INTERVIEW - UK firm plans to cook old tyres into electricity
LONDON - Not content with burning straw and chicken litter to produce electricity a small British power producer now wants to use old car tyres to light homes.
Bristol-based Energy Power Resources hopes to start building a 32 million pound power station capable of turning tyres into electricity before the end of the year, chief executive David Williams told Reuters yesterday.
The plant could be generating electricity in 2002.
"We have the final credit approval from the bank and are looking to start building the plant before the end of the year," he said.
The plant, which will be able to turn 65,000 old tyres into 15.5 megawatts of electricity every year, is to be sited in south Staffordshire, central England.
If all goes to plan redundant tyres could be getting a second lease of life in two years, the time it is estimated it will take to build the plant.
"The only hold up is whether the electricity produced will be considered green by the government," Williams said.

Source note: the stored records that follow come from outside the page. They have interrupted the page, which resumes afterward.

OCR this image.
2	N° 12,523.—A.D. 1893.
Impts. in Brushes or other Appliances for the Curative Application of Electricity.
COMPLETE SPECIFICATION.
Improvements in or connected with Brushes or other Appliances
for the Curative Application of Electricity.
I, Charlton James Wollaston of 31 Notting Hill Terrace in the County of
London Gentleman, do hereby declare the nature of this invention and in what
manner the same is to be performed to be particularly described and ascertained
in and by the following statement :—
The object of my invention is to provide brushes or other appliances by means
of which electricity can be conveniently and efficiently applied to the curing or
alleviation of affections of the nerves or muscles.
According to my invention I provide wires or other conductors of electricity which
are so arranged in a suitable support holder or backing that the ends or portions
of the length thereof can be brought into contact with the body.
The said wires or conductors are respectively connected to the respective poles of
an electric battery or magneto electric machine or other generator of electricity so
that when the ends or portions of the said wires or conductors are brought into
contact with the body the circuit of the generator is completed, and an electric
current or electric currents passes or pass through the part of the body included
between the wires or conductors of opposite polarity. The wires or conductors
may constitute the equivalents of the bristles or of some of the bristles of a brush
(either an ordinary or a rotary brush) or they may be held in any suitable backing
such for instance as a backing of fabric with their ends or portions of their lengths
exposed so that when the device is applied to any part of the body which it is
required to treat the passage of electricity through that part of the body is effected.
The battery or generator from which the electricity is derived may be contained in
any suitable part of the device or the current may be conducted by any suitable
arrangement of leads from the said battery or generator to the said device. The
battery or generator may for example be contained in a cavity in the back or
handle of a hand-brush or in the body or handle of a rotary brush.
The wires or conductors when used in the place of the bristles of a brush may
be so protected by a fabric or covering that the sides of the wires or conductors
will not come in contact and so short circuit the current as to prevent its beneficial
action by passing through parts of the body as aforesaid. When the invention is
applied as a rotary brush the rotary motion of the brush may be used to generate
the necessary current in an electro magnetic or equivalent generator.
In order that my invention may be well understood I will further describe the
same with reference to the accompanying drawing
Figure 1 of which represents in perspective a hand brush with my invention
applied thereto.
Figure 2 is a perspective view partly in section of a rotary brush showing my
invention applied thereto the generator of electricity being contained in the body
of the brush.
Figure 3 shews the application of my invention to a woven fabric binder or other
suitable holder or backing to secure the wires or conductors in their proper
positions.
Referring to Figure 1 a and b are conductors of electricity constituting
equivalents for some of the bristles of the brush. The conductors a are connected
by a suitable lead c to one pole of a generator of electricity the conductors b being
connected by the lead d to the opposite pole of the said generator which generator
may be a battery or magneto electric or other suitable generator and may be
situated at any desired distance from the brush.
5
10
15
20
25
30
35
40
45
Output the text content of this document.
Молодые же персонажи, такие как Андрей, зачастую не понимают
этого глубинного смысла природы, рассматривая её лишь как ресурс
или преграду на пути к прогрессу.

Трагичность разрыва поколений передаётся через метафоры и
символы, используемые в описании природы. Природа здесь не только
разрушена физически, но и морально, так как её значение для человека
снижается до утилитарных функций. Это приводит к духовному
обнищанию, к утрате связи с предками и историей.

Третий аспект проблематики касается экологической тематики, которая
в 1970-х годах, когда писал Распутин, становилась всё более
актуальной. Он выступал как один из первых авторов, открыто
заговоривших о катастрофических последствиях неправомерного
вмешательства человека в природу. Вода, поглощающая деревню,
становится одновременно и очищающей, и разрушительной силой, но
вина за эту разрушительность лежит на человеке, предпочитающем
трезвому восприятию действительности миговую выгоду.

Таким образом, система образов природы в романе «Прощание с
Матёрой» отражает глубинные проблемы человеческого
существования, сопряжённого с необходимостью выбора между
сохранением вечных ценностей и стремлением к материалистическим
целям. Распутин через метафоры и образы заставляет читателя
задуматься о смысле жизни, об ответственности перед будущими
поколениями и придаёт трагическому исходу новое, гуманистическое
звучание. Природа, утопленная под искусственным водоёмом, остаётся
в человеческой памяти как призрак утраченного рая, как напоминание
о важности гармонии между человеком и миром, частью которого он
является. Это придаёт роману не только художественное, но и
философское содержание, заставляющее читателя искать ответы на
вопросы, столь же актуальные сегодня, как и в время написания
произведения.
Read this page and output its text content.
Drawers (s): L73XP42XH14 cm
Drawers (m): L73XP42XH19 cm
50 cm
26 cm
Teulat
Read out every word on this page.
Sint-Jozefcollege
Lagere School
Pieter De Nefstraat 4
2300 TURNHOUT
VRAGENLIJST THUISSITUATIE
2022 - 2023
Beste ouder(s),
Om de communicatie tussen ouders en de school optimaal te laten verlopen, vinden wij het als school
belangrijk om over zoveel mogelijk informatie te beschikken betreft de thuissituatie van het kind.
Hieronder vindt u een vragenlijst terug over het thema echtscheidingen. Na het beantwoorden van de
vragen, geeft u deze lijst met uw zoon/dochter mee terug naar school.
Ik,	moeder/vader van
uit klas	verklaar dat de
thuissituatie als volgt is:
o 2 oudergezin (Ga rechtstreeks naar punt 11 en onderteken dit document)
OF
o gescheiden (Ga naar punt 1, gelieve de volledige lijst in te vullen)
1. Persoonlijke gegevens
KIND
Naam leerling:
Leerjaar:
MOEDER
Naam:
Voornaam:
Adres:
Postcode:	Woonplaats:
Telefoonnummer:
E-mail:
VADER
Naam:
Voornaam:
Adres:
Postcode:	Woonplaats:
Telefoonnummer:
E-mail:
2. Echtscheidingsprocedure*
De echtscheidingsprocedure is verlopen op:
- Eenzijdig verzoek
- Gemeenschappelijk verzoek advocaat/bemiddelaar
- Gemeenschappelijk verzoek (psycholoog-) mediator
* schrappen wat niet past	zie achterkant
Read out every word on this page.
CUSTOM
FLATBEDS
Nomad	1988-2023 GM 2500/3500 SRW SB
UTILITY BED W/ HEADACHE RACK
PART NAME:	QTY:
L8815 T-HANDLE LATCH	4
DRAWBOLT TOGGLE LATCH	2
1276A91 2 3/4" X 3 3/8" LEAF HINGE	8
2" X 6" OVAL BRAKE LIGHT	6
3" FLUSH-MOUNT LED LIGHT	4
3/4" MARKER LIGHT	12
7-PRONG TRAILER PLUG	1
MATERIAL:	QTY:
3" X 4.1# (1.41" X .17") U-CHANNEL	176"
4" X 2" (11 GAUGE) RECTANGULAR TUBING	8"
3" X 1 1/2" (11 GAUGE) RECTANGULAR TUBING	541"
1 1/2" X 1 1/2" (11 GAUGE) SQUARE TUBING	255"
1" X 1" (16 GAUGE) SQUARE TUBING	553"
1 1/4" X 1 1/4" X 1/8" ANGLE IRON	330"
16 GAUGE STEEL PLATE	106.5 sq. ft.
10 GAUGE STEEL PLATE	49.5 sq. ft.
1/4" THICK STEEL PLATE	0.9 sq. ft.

He said the process was the most environmentally-friendly means of disposing of old tyres.
"The tyres are not burnt they are cooked - it is pyrolysis (a chemical change brought about by heat). As the tyres cook they give off a hydrocarbon gas, which is like natural gas which is then burnt," said Williams.
No toxic fumes are emitted and the remains of the consumed tyres are additionally recycled.
"This is a much better way of handling redundant tyres than burying them (landfill)," he said.
Aside from its tyre plans, Energy Power Resources recently started producing electricity at the worlds largest straw-fired power station in Cambridgeshire and at a chicken droppings-powered station in Scotland.
The 60 million pound straw-fired plant will consume 205,000 tonnes of straw a year and produce 38 megawatts of power while the droppings-powered plant, which cost 22 million pounds, will produce 10 megawatts a year.